Corona-Ampel der EU: "Von Realität schon überholt"
Es ist nur eine Empfehlung, die die EU-Außen- und Europaminister heute in Luxemburg beschlossen haben – weil Corona-Maßnahmen ja in der Kompetenz der Nationalstaaten liegen. Aber weil diese Maßnahmen und die ihnen zugrundegelegten Kriterien so unterschiedlich sind, will bzw. wollte die EU eine einheitliche Corona-Ampel über ganz Europa leuchten lassen . Also eine, die das Risiko einzelner Regionen einheitlich bewertet und etwa Reisewarnungen danach ausrichtet.
Österreich, das in den Berechnungen der neuen Ampel bis auf Kärnten, Burgenland und Steiermark rot wäre, enthält sich, so wie schon beim Beschluss der EU-Botschafter am Freitag (21 Pro-Stimmen), der Stimme. Sie sei „klar für eine bessere Koordinierung innerhalb Europas“, sagte Ministerin Karoline Edtstadler dem KURIER, allerdings stamme der Vorschlag vom September und sei von der Realität bereits überholt, sprich: die Schwellenwerte würden schon weitgehend übertroffen. „Wenn alle Staaten rot wären, ist keine differenzierte Einschätzung mehr möglich. Außerdem benachteiligt das System Staaten, die treffsicherer und mehr testen, und wo das Contact Tracing gut funktioniert.“ Auch eine Einigung bei der Quarantäne-Dauer sei notwendig.

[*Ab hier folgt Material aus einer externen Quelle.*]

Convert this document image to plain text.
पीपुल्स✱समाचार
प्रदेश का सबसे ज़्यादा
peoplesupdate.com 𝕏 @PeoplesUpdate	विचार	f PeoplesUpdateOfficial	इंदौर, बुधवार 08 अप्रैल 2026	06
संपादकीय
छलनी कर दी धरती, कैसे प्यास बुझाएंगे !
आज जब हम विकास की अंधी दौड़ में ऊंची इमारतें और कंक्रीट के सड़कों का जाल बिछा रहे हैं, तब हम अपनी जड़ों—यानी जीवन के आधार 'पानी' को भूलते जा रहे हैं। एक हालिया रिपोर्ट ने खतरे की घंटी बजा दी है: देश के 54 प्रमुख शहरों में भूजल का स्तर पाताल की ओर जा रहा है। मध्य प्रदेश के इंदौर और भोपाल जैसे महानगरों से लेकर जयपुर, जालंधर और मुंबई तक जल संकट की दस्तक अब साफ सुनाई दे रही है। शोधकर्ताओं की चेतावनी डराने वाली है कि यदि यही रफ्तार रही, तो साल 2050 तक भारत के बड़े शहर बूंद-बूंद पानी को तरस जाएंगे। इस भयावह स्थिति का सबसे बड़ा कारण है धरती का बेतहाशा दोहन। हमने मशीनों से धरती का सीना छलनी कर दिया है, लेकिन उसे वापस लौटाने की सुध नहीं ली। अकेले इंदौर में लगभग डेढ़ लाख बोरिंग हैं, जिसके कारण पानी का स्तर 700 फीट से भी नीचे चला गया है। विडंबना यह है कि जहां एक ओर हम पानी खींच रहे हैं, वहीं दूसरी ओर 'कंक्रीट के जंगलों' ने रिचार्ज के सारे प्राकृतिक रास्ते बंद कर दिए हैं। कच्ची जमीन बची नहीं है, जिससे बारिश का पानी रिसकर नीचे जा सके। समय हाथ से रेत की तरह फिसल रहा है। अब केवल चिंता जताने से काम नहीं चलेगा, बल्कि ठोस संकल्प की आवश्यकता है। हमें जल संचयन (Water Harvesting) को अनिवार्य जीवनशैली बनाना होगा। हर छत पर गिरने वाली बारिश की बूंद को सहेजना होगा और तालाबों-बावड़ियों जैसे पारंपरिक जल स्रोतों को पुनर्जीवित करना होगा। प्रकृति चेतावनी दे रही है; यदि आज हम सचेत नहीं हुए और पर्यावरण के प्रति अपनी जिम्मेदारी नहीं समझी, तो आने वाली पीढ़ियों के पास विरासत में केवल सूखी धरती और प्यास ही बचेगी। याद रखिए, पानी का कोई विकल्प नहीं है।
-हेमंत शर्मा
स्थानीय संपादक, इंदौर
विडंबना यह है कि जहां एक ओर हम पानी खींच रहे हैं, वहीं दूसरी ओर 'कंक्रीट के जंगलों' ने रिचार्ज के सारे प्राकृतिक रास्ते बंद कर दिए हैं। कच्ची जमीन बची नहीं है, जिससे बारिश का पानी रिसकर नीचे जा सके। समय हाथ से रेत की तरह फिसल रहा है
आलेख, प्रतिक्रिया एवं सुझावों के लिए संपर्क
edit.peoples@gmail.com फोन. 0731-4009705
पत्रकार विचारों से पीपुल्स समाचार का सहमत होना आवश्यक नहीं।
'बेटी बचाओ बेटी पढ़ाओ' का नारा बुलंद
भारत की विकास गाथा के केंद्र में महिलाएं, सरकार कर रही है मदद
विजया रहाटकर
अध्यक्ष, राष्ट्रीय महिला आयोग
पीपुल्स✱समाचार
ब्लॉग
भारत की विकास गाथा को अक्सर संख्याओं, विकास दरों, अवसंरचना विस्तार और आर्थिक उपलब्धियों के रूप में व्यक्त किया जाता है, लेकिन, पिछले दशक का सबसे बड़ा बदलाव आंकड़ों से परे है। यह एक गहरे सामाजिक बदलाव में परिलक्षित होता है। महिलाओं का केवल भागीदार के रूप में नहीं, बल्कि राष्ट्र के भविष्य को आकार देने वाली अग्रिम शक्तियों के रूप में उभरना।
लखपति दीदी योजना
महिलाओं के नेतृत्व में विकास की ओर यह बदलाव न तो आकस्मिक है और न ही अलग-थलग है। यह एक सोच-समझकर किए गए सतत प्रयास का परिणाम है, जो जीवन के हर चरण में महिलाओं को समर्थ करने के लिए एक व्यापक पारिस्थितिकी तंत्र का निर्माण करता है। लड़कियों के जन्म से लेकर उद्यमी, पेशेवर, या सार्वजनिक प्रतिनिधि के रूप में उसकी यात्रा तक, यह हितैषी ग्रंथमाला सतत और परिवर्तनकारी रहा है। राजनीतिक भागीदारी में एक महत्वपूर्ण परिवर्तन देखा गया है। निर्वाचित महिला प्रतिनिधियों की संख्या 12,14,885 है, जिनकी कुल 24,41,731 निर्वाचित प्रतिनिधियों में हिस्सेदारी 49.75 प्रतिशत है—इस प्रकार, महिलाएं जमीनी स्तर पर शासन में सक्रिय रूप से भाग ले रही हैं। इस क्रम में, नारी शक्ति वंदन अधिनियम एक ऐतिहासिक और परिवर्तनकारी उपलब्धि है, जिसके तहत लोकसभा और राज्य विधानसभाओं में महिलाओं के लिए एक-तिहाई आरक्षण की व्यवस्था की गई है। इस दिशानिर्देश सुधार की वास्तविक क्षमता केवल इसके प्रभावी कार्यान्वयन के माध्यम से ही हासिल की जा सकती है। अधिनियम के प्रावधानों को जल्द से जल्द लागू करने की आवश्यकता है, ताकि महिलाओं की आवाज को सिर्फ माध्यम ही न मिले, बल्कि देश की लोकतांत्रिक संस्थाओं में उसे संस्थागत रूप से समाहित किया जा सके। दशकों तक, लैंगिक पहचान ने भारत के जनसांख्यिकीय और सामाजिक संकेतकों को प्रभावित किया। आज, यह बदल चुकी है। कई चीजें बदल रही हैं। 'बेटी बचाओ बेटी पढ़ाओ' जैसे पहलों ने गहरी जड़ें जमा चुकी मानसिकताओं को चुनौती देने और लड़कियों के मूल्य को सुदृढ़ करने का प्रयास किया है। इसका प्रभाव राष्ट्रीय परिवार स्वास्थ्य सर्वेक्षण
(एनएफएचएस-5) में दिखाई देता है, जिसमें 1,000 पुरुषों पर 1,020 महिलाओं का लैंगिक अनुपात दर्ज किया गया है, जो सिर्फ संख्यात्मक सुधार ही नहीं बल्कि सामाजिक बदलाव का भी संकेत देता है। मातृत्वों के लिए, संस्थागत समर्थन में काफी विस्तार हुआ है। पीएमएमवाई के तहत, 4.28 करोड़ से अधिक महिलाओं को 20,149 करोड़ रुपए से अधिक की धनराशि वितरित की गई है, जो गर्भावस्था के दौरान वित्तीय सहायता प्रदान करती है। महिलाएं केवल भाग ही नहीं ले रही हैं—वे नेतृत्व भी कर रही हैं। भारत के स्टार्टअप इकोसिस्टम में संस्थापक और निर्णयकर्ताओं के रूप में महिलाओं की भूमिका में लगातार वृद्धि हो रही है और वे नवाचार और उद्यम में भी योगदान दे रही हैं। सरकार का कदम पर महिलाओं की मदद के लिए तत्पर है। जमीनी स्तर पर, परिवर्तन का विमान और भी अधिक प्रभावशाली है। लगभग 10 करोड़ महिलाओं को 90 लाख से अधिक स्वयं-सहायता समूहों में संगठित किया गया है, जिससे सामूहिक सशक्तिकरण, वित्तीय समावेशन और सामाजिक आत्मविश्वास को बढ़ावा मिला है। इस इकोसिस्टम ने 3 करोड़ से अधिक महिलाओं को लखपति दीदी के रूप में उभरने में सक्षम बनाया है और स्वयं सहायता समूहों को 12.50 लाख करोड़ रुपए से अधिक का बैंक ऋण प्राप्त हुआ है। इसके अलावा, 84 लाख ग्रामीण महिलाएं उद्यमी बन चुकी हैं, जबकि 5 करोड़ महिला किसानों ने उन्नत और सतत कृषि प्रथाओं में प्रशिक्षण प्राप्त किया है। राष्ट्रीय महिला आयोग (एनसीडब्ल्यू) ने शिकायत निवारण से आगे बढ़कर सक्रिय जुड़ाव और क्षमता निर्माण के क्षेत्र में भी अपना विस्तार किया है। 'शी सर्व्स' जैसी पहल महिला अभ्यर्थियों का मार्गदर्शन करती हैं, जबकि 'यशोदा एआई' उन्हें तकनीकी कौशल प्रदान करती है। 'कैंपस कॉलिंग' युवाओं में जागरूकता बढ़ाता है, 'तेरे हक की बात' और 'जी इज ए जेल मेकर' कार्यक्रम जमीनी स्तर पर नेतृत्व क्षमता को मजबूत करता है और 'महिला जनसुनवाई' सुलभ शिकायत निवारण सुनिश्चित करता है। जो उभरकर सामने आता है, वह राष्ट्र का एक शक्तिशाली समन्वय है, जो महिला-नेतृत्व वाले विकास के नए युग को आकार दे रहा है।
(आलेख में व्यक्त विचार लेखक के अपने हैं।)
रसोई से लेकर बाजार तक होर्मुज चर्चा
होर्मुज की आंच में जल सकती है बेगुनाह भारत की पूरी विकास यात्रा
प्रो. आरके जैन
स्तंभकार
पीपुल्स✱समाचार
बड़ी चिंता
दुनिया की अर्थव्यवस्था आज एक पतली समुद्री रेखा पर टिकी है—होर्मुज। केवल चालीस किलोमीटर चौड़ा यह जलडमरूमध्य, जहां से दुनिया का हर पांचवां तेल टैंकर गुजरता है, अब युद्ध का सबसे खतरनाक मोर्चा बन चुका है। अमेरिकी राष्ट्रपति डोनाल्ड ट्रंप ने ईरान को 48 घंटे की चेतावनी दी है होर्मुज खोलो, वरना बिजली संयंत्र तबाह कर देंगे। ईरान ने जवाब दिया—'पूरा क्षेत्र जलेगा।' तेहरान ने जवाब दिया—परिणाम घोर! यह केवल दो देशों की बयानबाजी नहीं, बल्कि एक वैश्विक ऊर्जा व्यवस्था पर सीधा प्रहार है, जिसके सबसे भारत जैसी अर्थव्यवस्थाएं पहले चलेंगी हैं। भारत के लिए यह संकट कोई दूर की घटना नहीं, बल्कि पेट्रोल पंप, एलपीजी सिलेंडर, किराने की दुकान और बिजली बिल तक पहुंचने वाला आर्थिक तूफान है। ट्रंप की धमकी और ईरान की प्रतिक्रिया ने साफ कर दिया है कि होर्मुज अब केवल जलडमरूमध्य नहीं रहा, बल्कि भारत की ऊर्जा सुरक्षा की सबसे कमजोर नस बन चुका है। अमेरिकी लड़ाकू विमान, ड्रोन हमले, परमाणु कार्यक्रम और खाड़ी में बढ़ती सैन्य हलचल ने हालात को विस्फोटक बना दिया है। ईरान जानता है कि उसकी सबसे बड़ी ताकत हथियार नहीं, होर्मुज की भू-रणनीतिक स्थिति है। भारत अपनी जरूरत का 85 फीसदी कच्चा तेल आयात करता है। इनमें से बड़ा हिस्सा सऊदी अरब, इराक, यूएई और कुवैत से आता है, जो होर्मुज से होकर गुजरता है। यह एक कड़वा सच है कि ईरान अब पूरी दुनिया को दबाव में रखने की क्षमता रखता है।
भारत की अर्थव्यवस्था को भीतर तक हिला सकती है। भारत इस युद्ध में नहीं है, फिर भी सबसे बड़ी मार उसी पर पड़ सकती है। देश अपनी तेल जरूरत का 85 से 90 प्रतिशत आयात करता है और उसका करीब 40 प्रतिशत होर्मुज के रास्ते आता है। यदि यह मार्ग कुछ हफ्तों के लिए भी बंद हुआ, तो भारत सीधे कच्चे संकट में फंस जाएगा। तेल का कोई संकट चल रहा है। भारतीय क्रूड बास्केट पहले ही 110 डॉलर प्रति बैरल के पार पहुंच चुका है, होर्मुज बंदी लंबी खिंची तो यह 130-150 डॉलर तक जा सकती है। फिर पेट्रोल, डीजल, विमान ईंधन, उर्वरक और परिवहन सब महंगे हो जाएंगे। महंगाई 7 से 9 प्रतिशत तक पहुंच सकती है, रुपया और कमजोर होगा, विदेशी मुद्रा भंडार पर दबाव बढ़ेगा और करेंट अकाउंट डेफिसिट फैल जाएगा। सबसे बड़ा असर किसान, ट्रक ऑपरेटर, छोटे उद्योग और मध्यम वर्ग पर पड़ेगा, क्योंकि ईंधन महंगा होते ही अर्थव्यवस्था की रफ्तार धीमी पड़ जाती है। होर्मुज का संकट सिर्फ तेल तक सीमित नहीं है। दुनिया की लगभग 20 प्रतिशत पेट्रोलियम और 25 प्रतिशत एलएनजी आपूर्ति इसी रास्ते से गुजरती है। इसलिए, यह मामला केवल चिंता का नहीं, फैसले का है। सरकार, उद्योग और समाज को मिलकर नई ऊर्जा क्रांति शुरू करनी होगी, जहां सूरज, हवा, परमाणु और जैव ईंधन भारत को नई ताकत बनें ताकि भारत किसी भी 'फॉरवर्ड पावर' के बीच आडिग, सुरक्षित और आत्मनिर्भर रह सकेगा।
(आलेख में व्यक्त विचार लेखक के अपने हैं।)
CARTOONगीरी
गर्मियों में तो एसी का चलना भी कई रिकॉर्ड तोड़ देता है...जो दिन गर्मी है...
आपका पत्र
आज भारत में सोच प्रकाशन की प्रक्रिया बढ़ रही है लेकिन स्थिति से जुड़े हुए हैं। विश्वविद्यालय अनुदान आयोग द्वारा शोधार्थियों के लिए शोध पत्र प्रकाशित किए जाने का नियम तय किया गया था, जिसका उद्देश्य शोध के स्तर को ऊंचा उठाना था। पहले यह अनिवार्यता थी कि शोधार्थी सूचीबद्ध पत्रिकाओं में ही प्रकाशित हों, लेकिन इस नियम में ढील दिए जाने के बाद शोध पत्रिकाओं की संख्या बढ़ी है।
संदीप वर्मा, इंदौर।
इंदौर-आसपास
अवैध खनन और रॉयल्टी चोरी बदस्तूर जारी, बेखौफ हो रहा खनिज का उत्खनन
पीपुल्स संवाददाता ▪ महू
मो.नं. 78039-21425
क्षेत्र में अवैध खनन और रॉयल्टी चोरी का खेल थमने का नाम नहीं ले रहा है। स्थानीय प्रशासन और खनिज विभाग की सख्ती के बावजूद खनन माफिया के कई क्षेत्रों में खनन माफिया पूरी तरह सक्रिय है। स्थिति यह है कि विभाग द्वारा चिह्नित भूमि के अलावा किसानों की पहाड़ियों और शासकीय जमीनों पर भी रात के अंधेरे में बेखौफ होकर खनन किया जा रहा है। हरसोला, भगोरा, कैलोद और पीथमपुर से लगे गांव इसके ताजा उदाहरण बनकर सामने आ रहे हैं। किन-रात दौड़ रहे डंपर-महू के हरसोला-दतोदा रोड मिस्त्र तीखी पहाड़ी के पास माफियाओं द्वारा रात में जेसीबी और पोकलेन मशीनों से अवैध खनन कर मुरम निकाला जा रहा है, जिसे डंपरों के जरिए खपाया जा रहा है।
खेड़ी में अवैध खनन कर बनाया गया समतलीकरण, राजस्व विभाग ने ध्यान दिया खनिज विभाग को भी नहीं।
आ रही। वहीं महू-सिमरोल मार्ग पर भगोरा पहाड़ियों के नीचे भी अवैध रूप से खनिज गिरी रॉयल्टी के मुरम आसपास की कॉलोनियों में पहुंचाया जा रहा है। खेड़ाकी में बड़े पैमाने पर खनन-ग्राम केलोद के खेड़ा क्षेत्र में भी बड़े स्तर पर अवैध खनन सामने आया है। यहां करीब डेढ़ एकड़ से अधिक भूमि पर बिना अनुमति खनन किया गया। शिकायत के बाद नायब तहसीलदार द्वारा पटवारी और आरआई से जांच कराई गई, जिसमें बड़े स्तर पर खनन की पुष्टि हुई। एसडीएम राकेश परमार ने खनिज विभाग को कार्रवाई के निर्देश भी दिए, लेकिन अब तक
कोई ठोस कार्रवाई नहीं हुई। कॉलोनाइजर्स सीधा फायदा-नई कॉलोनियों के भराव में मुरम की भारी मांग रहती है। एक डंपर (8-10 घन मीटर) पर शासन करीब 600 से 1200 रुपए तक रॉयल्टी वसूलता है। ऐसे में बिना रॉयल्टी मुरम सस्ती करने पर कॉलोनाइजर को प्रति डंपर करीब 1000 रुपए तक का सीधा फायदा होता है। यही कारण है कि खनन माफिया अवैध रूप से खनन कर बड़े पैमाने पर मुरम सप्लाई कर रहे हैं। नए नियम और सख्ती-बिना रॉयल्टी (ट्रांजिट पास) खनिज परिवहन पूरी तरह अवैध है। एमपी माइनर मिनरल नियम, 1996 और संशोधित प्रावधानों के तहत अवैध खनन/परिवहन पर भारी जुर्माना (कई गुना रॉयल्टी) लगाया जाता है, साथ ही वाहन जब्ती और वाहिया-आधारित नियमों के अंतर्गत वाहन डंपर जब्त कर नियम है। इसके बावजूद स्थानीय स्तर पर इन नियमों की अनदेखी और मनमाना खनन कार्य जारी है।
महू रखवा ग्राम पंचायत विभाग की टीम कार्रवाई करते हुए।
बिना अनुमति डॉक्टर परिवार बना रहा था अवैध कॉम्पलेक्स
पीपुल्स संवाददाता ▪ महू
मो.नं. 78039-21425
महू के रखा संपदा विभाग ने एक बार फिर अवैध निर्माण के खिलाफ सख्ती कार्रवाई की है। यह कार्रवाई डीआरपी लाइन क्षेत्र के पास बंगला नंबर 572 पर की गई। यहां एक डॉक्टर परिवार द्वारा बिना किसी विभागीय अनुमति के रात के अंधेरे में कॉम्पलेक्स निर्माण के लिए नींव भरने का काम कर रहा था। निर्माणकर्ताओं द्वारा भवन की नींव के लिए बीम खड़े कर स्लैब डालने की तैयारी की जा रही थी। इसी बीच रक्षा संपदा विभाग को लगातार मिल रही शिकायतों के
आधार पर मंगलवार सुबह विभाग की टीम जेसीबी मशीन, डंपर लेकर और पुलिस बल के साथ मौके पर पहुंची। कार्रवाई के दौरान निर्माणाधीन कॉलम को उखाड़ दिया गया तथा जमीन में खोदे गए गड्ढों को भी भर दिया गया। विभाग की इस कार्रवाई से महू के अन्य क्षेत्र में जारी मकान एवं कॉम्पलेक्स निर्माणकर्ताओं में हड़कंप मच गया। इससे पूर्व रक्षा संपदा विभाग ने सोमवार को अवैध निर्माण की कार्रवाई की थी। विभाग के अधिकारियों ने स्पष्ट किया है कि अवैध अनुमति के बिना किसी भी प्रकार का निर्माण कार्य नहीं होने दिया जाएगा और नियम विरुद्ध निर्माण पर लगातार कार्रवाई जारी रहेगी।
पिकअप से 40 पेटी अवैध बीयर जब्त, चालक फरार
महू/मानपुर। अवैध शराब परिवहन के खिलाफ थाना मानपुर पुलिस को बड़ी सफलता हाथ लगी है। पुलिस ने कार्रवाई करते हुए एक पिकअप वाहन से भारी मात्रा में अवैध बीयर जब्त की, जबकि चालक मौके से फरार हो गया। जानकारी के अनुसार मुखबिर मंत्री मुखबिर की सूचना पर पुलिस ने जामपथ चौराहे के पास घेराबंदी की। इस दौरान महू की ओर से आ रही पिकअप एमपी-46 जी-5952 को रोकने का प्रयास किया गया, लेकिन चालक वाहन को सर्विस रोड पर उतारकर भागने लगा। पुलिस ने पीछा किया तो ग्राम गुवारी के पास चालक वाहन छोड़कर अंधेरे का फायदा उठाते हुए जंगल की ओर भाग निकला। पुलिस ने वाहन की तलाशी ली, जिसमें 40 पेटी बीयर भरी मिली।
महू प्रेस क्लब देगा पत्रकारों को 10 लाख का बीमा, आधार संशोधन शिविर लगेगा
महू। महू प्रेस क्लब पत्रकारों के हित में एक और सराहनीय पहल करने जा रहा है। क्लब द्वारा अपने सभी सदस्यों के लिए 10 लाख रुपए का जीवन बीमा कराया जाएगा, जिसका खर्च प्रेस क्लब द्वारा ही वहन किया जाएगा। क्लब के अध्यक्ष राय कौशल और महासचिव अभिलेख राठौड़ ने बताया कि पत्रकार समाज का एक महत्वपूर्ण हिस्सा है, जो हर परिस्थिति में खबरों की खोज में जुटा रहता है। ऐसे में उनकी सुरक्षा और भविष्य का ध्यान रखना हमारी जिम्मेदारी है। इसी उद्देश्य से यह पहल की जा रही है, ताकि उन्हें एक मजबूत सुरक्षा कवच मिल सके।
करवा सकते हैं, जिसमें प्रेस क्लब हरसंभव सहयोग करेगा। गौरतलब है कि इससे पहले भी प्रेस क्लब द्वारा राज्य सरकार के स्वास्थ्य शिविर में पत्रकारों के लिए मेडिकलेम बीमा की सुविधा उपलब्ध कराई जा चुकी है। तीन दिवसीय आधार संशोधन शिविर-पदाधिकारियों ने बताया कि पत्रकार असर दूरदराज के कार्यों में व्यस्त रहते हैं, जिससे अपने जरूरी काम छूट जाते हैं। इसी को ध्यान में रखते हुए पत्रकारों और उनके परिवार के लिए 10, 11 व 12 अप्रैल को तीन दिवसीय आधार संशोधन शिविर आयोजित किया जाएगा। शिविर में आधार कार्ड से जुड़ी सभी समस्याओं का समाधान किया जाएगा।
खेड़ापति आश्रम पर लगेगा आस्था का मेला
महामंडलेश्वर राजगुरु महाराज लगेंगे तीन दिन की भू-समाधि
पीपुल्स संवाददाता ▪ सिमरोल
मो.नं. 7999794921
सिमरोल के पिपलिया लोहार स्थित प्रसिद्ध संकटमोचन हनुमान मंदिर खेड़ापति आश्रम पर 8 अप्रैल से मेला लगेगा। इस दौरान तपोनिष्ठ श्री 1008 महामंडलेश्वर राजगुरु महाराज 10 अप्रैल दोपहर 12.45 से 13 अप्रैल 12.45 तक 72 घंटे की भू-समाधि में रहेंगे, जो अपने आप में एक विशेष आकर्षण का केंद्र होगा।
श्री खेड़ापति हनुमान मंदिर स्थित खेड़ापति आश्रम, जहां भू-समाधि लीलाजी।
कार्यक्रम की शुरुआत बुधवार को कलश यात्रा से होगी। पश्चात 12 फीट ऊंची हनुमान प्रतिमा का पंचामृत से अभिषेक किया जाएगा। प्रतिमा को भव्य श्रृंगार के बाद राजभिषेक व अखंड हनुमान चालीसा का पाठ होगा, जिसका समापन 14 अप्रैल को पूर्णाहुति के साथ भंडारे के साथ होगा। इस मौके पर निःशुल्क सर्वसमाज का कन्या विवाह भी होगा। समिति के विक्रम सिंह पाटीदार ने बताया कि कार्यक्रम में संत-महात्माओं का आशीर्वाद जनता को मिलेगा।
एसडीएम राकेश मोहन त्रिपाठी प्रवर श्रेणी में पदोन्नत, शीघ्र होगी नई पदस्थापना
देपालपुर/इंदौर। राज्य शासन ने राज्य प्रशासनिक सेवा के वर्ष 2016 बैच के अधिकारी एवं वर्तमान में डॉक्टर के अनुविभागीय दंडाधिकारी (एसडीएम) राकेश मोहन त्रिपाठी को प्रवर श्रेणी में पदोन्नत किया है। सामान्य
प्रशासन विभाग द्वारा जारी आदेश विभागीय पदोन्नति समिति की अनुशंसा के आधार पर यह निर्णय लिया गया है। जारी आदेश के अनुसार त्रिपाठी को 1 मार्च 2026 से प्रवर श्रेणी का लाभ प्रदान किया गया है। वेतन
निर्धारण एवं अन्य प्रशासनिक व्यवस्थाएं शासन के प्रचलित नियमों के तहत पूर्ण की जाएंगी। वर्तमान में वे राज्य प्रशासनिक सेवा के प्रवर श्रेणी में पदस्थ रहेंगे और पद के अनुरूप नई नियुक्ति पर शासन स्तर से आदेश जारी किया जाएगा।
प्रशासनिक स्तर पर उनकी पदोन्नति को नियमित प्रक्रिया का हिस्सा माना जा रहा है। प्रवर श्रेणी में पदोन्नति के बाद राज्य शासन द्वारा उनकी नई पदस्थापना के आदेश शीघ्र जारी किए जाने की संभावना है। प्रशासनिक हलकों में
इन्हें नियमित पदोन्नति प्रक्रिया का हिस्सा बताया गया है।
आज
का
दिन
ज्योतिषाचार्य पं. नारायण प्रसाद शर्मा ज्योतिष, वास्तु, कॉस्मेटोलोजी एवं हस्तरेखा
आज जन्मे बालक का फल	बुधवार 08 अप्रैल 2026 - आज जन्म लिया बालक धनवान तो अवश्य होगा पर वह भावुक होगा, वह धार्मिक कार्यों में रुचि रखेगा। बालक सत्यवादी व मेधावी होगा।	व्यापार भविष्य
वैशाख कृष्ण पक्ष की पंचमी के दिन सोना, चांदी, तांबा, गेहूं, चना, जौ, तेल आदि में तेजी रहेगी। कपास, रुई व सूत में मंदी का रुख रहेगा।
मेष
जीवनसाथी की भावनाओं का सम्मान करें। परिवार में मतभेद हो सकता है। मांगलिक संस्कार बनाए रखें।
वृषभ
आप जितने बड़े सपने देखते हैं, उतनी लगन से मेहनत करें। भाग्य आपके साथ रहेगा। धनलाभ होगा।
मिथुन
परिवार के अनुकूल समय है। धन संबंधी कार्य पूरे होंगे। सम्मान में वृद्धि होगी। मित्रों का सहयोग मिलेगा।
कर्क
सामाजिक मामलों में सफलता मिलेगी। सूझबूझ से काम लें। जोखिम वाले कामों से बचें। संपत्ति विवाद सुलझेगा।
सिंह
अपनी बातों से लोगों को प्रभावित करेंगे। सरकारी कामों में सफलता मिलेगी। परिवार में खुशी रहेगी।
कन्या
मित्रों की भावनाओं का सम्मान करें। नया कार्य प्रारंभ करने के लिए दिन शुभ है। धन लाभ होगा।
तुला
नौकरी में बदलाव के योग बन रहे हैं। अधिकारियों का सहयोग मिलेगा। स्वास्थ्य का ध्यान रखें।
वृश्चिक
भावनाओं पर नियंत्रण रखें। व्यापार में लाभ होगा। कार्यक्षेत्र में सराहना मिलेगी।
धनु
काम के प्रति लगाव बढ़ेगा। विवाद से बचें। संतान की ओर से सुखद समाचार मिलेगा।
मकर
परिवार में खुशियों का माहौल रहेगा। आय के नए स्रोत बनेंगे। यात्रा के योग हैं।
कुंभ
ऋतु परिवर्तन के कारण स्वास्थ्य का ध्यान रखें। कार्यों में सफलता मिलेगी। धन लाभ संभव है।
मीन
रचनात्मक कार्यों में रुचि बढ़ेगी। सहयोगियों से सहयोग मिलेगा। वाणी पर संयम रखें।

Bei der Corona-Ampel handelt es sich um eine von der Europäischen Gesundheitsagentur ECDC erstellte Landkarte, die sich auf drei Datensätze stützen soll, welche von den EU-Länder einzumelden sind: Zahl der Neuinfektionen pro 100.000 Einwohner der letzten 14 Tage kumulativ, die Rate der positiven Tests sowie die Testrate.
Bei „grün“ müssen die Neuinfektionen unter einem Wert von 25 liegen, die positiven Tests unter vier Prozent. Hier sollten keine Restriktionen der Mitgliedstaaten gelten. Bei „orange“ müssen die Neuinfektionen unter 50 und die Rate positiver Tests unter vier Prozent liegen. Wenn die Notifikationen zwischen 25 und 150 liegen, muss die Rate positiver Test unter vier Prozent liegen, damit eine Region noch „orange“ eingestuft wird. Auf „rot“ schaltet die Ampel, wenn die Neuinfektionen höher als 50 bzw. die Rate der positiven Tests vier Prozent oder höher liegen, oder wenn die Neuinfektionsrate mehr als 150 beträgt.
Englische Ampel
In London enthüllte Premier Johnson ein eigenes Warnsystem – in Großbritannien werden aktuell mehr Patienten mit dem Coronavirus im Krankenhaus behandelt als Ende März. In der englischen Version der Corona-Ampel (Schottland plant eine ähnliche) sollen Regionen einer von drei Risikostufen zugeteilt werden. Auf der untersten gelten die landesweiten Restriktionen, wie Maskenpflicht in Läden und Öffis, die 22-Uhr-Sperrstunde für die Gastronomie sowie die Sechser-Regel. Diese erlaubt Treffen nur mit maximal fünf anderen Personen.
Stufe 2 soll für Gegenden ab 100 Infektionsfällen pro 100.000 Einwohner innerhalb einer Woche gelten, was laut Berichten Teile von oder sogar ganz London treffen würde. Hier dürften Treffen mit Leuten aus anderen Haushalten nur mehr im Freien erlaubt werden. Die Abgeordneten müssen dem Plan noch zustimmen.
Stufe 3 soll weitere Restriktionen für die am stärksten betroffenen Landesteile oder solche mit besonders schnell steigenden Infektionsraten bringen, etwa Nottingham (das die Liste der Neuinfektionen mit 830 pro 100.000 Leuten in einer Woche anführt). Hier ist die Schließung von Fitnessstudios, Casinos sowie Pubs und Bars vorgesehen.
Tschechien greift unterdessen im Kampf gegen das Coronavirus zu neuen harten Maßnahmen. Ab Mittwoch sind Versammlungen von mehr als sechs Menschen verboten, wie die Regierung Montagabend bekannt gab. Restaurants, Bars und Klubs müssen schließen, Schulen bis Anfang November Fernunterricht abhalten.